Americanas (AMER3) reduz prejuízo no 1T26 para R$ 329 milhões
A Americanas (AMER3) teve prejuízo líquido de R$329 milhões nos primeiros três meses do ano, resultado negativo menor que os R$496 milhões observados no primeiro trimestre de 2025, de acordo com balanço divulgado nesta quarta-feira.
O resultado operacional medido pelo lucro antes de juros, impostos, depreciação e amortização (Ebitda) ajustado foi de R$15 milhões, ante o resultado negativo de R$26 milhões do primeiro trimestre do ano anterior.
A receita líquida do período subiu 20,2% no período, para R$3,08 bilhões, segundo o balanço.
Americanas vê avanço operacional
A Americanas afirmou que os resultados do primeiro trimestre de 2026 mostram evolução mesmo em um cenário ainda pressionado pelo endividamento das famílias e pela volatilidade macroeconômica.
A companhia destacou avanço de 20% na receita bruta consolidada, impulsionado pela Páscoa recorde, além de melhora de 23,3% no Ebitda ajustado IFRS-16. A empresa também afirmou que retomou o crescimento da operação digital por meio do modelo O2O (online-to-offline), integrado a plataformas de entrega.
Na Páscoa, a Americanas registrou crescimento de 21% nas vendas de ovos de chocolate e afirmou ter atraído mais de 100 milhões de consumidores para lojas, site e aplicativo durante a campanha.
No varejo físico, as vendas em mesmas lojas cresceram 22% no trimestre, enquanto 83% das unidades encerraram o período superavitárias, segundo a companhia.

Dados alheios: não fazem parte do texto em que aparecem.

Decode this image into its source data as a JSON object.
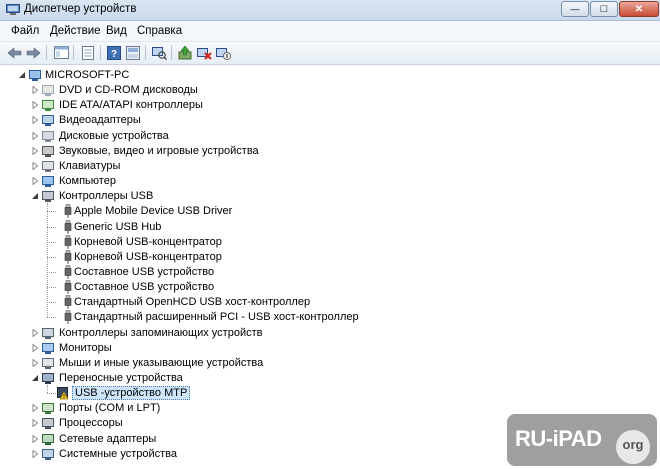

A empresa também destacou melhora no digital, que deixou de consumir caixa após redução de custos e ganhos de eficiência. O O2O avançou 56% na comparação anual, com forte crescimento das entregas rápidas e retirada em loja, apoiadas pela parceria com o iFood.
A Americanas afirmou ainda que seu programa de fidelidade já soma quase 1 milhão de clientes. Segundo a companhia, consumidores fidelizados têm frequência 3,5 vezes maior e gasto médio 3,1 vezes superior ao dos demais clientes.
Na frente financeira, a varejista informou que seu cartão de crédito já movimentou mais de R$ 1 bilhão em TPV desde maio de 2025.